W1-2/3 Prioritization (6/27)
On Wednesday we covered prioritization. What is the most important
thing to respond to first? How do we determine what is and what isn't more
important? How do we assess the risk being taken? How much risk is too much
risk? While some matters may be more general, a lot of prioritization will be
based upon what the establishment is doing, who would target them, what
resources does the establishment have for defense, etc. The effectiveness of
cyber response teams is determined by how appropriate the prioritization of
incidents is. Randomly responding and less formalized response protocols/orders
(e.g. stacks/LIFO or queues/FIFO) will hinder the potential security
capabilities of an establishment. One cannot prioritize for random or abstract
orders and expect any type of long-term success. It is best to make decision
making and risk taking as formalized as possible. What you do is just as
important as what you do first.

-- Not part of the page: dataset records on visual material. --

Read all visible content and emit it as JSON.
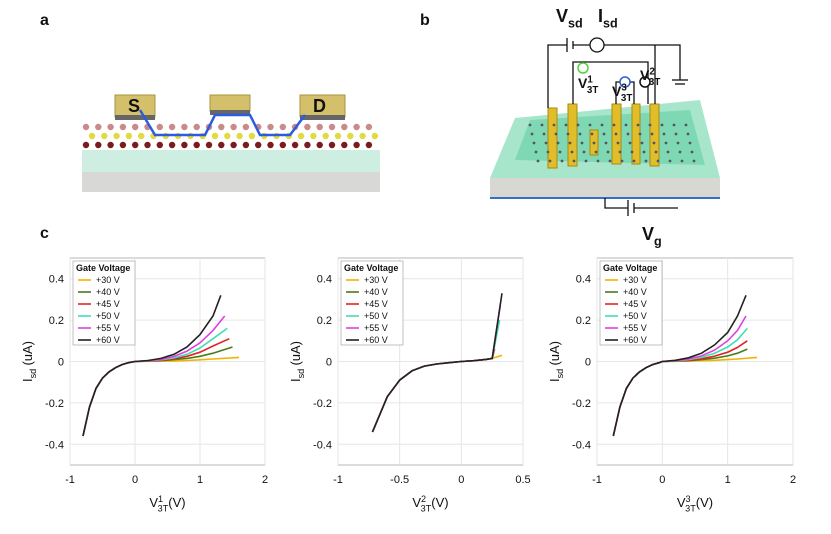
{
  "panels": {
    "a": {
      "letter": "a",
      "source": "S",
      "drain": "D"
    },
    "b": {
      "letter": "b",
      "vsd": {
        "base": "V",
        "sub": "sd"
      },
      "isd": {
        "base": "I",
        "sub": "sd"
      },
      "v1": {
        "base": "V",
        "sup": "1",
        "sub": "3T"
      },
      "v3": {
        "base": "V",
        "sup": "3",
        "sub": "3T"
      },
      "v2": {
        "base": "V",
        "sup": "2",
        "sub": "3T"
      },
      "vg": {
        "base": "V",
        "sub": "g"
      }
    },
    "c": {
      "letter": "c"
    }
  },
  "chart_data": [
    {
      "type": "line",
      "legend_title": "Gate Voltage",
      "legend": "upper left",
      "grid": true,
      "xlabel": {
        "base": "V",
        "sup": "1",
        "sub": "3T",
        "unit": "(V)"
      },
      "ylabel": {
        "base": "I",
        "sub": "sd",
        "unit": "(uA)"
      },
      "xlim": [
        -1,
        2
      ],
      "xticks": [
        -1,
        0,
        1,
        2
      ],
      "ylim": [
        -0.5,
        0.5
      ],
      "yticks": [
        -0.4,
        -0.2,
        0,
        0.2,
        0.4
      ],
      "series": [
        {
          "name": "+30 V",
          "color": "#f0b400",
          "x": [
            -0.8,
            -0.7,
            -0.6,
            -0.5,
            -0.4,
            -0.3,
            -0.2,
            -0.1,
            0,
            0.2,
            0.4,
            0.6,
            0.8,
            1.0,
            1.2,
            1.6
          ],
          "values": [
            -0.36,
            -0.22,
            -0.13,
            -0.08,
            -0.05,
            -0.03,
            -0.015,
            -0.006,
            0,
            0.001,
            0.002,
            0.003,
            0.005,
            0.008,
            0.012,
            0.02
          ]
        },
        {
          "name": "+40 V",
          "color": "#4d7a1c",
          "x": [
            -0.8,
            -0.7,
            -0.6,
            -0.5,
            -0.4,
            -0.3,
            -0.2,
            -0.1,
            0,
            0.2,
            0.4,
            0.6,
            0.8,
            1.0,
            1.2,
            1.5
          ],
          "values": [
            -0.36,
            -0.22,
            -0.13,
            -0.08,
            -0.05,
            -0.03,
            -0.015,
            -0.006,
            0,
            0.002,
            0.004,
            0.009,
            0.015,
            0.025,
            0.04,
            0.07
          ]
        },
        {
          "name": "+45 V",
          "color": "#e02424",
          "x": [
            -0.8,
            -0.7,
            -0.6,
            -0.5,
            -0.4,
            -0.3,
            -0.2,
            -0.1,
            0,
            0.2,
            0.4,
            0.6,
            0.8,
            1.0,
            1.2,
            1.45
          ],
          "values": [
            -0.36,
            -0.22,
            -0.13,
            -0.08,
            -0.05,
            -0.03,
            -0.015,
            -0.006,
            0,
            0.002,
            0.006,
            0.013,
            0.025,
            0.045,
            0.075,
            0.11
          ]
        },
        {
          "name": "+50 V",
          "color": "#3ee0b0",
          "x": [
            -0.8,
            -0.7,
            -0.6,
            -0.5,
            -0.4,
            -0.3,
            -0.2,
            -0.1,
            0,
            0.2,
            0.4,
            0.6,
            0.8,
            1.0,
            1.2,
            1.42
          ],
          "values": [
            -0.36,
            -0.22,
            -0.13,
            -0.08,
            -0.05,
            -0.03,
            -0.015,
            -0.006,
            0,
            0.003,
            0.008,
            0.018,
            0.035,
            0.065,
            0.11,
            0.16
          ]
        },
        {
          "name": "+55 V",
          "color": "#e040e0",
          "x": [
            -0.8,
            -0.7,
            -0.6,
            -0.5,
            -0.4,
            -0.3,
            -0.2,
            -0.1,
            0,
            0.2,
            0.4,
            0.6,
            0.8,
            1.0,
            1.2,
            1.38
          ],
          "values": [
            -0.36,
            -0.22,
            -0.13,
            -0.08,
            -0.05,
            -0.03,
            -0.015,
            -0.006,
            0,
            0.004,
            0.01,
            0.025,
            0.05,
            0.09,
            0.15,
            0.22
          ]
        },
        {
          "name": "+60 V",
          "color": "#222222",
          "x": [
            -0.8,
            -0.7,
            -0.6,
            -0.5,
            -0.4,
            -0.3,
            -0.2,
            -0.1,
            0,
            0.2,
            0.4,
            0.6,
            0.8,
            1.0,
            1.2,
            1.32
          ],
          "values": [
            -0.36,
            -0.22,
            -0.13,
            -0.08,
            -0.05,
            -0.03,
            -0.015,
            -0.006,
            0,
            0.005,
            0.015,
            0.035,
            0.07,
            0.13,
            0.22,
            0.32
          ]
        }
      ]
    },
    {
      "type": "line",
      "legend_title": "Gate Voltage",
      "legend": "upper left",
      "grid": true,
      "xlabel": {
        "base": "V",
        "sup": "2",
        "sub": "3T",
        "unit": "(V)"
      },
      "ylabel": {
        "base": "I",
        "sub": "sd",
        "unit": "(uA)"
      },
      "xlim": [
        -1,
        0.5
      ],
      "xticks": [
        -1,
        -0.5,
        0,
        0.5
      ],
      "ylim": [
        -0.5,
        0.5
      ],
      "yticks": [
        -0.4,
        -0.2,
        0,
        0.2,
        0.4
      ],
      "series": [
        {
          "name": "+30 V",
          "color": "#f0b400",
          "x": [
            -0.72,
            -0.65,
            -0.6,
            -0.5,
            -0.4,
            -0.3,
            -0.2,
            -0.1,
            0,
            0.1,
            0.2,
            0.25,
            0.33
          ],
          "values": [
            -0.34,
            -0.24,
            -0.17,
            -0.09,
            -0.045,
            -0.022,
            -0.012,
            -0.006,
            0,
            0.004,
            0.01,
            0.015,
            0.03
          ]
        },
        {
          "name": "+40 V",
          "color": "#4d7a1c",
          "x": [
            -0.72,
            -0.65,
            -0.6,
            -0.5,
            -0.4,
            -0.3,
            -0.2,
            -0.1,
            0,
            0.1,
            0.2,
            0.25,
            0.265
          ],
          "values": [
            -0.34,
            -0.24,
            -0.17,
            -0.09,
            -0.045,
            -0.022,
            -0.012,
            -0.006,
            0,
            0.004,
            0.01,
            0.015,
            0.05
          ]
        },
        {
          "name": "+45 V",
          "color": "#e02424",
          "x": [
            -0.72,
            -0.65,
            -0.6,
            -0.5,
            -0.4,
            -0.3,
            -0.2,
            -0.1,
            0,
            0.1,
            0.2,
            0.25,
            0.27
          ],
          "values": [
            -0.34,
            -0.24,
            -0.17,
            -0.09,
            -0.045,
            -0.022,
            -0.012,
            -0.006,
            0,
            0.004,
            0.01,
            0.015,
            0.06
          ]
        },
        {
          "name": "+50 V",
          "color": "#3ee0b0",
          "x": [
            -0.72,
            -0.65,
            -0.6,
            -0.5,
            -0.4,
            -0.3,
            -0.2,
            -0.1,
            0,
            0.1,
            0.2,
            0.25,
            0.31
          ],
          "values": [
            -0.34,
            -0.24,
            -0.17,
            -0.09,
            -0.045,
            -0.022,
            -0.012,
            -0.006,
            0,
            0.004,
            0.01,
            0.015,
            0.2
          ]
        },
        {
          "name": "+55 V",
          "color": "#e040e0",
          "x": [
            -0.72,
            -0.65,
            -0.6,
            -0.5,
            -0.4,
            -0.3,
            -0.2,
            -0.1,
            0,
            0.1,
            0.2,
            0.25,
            0.315
          ],
          "values": [
            -0.34,
            -0.24,
            -0.17,
            -0.09,
            -0.045,
            -0.022,
            -0.012,
            -0.006,
            0,
            0.004,
            0.01,
            0.015,
            0.27
          ]
        },
        {
          "name": "+60 V",
          "color": "#222222",
          "x": [
            -0.72,
            -0.65,
            -0.6,
            -0.5,
            -0.4,
            -0.3,
            -0.2,
            -0.1,
            0,
            0.1,
            0.2,
            0.25,
            0.33
          ],
          "values": [
            -0.34,
            -0.24,
            -0.17,
            -0.09,
            -0.045,
            -0.022,
            -0.012,
            -0.006,
            0,
            0.004,
            0.01,
            0.015,
            0.33
          ]
        }
      ]
    },
    {
      "type": "line",
      "legend_title": "Gate Voltage",
      "legend": "upper left",
      "grid": true,
      "xlabel": {
        "base": "V",
        "sup": "3",
        "sub": "3T",
        "unit": "(V)"
      },
      "ylabel": {
        "base": "I",
        "sub": "sd",
        "unit": "(uA)"
      },
      "xlim": [
        -1,
        2
      ],
      "xticks": [
        -1,
        0,
        1,
        2
      ],
      "ylim": [
        -0.5,
        0.5
      ],
      "yticks": [
        -0.4,
        -0.2,
        0,
        0.2,
        0.4
      ],
      "series": [
        {
          "name": "+30 V",
          "color": "#f0b400",
          "x": [
            -0.75,
            -0.65,
            -0.55,
            -0.45,
            -0.35,
            -0.25,
            -0.15,
            -0.05,
            0,
            0.2,
            0.4,
            0.6,
            0.8,
            1.0,
            1.15,
            1.45
          ],
          "values": [
            -0.36,
            -0.22,
            -0.13,
            -0.08,
            -0.05,
            -0.03,
            -0.015,
            -0.006,
            0,
            0.001,
            0.002,
            0.004,
            0.006,
            0.009,
            0.012,
            0.02
          ]
        },
        {
          "name": "+40 V",
          "color": "#4d7a1c",
          "x": [
            -0.75,
            -0.65,
            -0.55,
            -0.45,
            -0.35,
            -0.25,
            -0.15,
            -0.05,
            0,
            0.2,
            0.4,
            0.6,
            0.8,
            1.0,
            1.15,
            1.3
          ],
          "values": [
            -0.36,
            -0.22,
            -0.13,
            -0.08,
            -0.05,
            -0.03,
            -0.015,
            -0.006,
            0,
            0.002,
            0.004,
            0.009,
            0.016,
            0.027,
            0.04,
            0.06
          ]
        },
        {
          "name": "+45 V",
          "color": "#e02424",
          "x": [
            -0.75,
            -0.65,
            -0.55,
            -0.45,
            -0.35,
            -0.25,
            -0.15,
            -0.05,
            0,
            0.2,
            0.4,
            0.6,
            0.8,
            1.0,
            1.15,
            1.3
          ],
          "values": [
            -0.36,
            -0.22,
            -0.13,
            -0.08,
            -0.05,
            -0.03,
            -0.015,
            -0.006,
            0,
            0.002,
            0.006,
            0.013,
            0.026,
            0.045,
            0.068,
            0.1
          ]
        },
        {
          "name": "+50 V",
          "color": "#3ee0b0",
          "x": [
            -0.75,
            -0.65,
            -0.55,
            -0.45,
            -0.35,
            -0.25,
            -0.15,
            -0.05,
            0,
            0.2,
            0.4,
            0.6,
            0.8,
            1.0,
            1.15,
            1.3
          ],
          "values": [
            -0.36,
            -0.22,
            -0.13,
            -0.08,
            -0.05,
            -0.03,
            -0.015,
            -0.006,
            0,
            0.003,
            0.009,
            0.02,
            0.04,
            0.07,
            0.105,
            0.16
          ]
        },
        {
          "name": "+55 V",
          "color": "#e040e0",
          "x": [
            -0.75,
            -0.65,
            -0.55,
            -0.45,
            -0.35,
            -0.25,
            -0.15,
            -0.05,
            0,
            0.2,
            0.4,
            0.6,
            0.8,
            1.0,
            1.15,
            1.28
          ],
          "values": [
            -0.36,
            -0.22,
            -0.13,
            -0.08,
            -0.05,
            -0.03,
            -0.015,
            -0.006,
            0,
            0.004,
            0.012,
            0.027,
            0.055,
            0.1,
            0.15,
            0.22
          ]
        },
        {
          "name": "+60 V",
          "color": "#222222",
          "x": [
            -0.75,
            -0.65,
            -0.55,
            -0.45,
            -0.35,
            -0.25,
            -0.15,
            -0.05,
            0,
            0.2,
            0.4,
            0.6,
            0.8,
            1.0,
            1.15,
            1.28
          ],
          "values": [
            -0.36,
            -0.22,
            -0.13,
            -0.08,
            -0.05,
            -0.03,
            -0.015,
            -0.006,
            0,
            0.006,
            0.018,
            0.04,
            0.08,
            0.14,
            0.22,
            0.32
          ]
        }
      ]
    }
  ]
}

Basically, some things are more important to
attend to right away and other things can wait while you attend to more
important tasks. Just because the outcome of something is a major threat does
not mean it is a high priority. If that threat is very unlikely to happen then
it is not nearly as important as other matters. For example, the sun could be
compromised (whether that be going supernova or otherwise) and we would all be
in great danger but the chances of that happening anytime soon is extremely
unlikely. Inversely this concept remains true. For example, if I'm highly
likely to be stung by a sweat bee at the park and I am not allergic then I am
not highly concerned about this anemic threat. Unless I am allergic in which case,
I am highly susceptible to it. Once it is determined how susceptible something
is, how big of threat is an outcome is if it occurs, and how likely an outcome
is to occur is compared then priority can be determined, and action can be
taken.
The strategy of
cyber security is becoming more and more interesting to me. I've always found
satisfaction in the nuance of things. The simplicity/complexity of any subject
is relative and like a fractal the deeper one looks into something the more
they will find. I am really enjoying reading and learning about this material.
I learn things better through lecture and it is unfortunate for me that Berea's
CSC major is not more lecture based.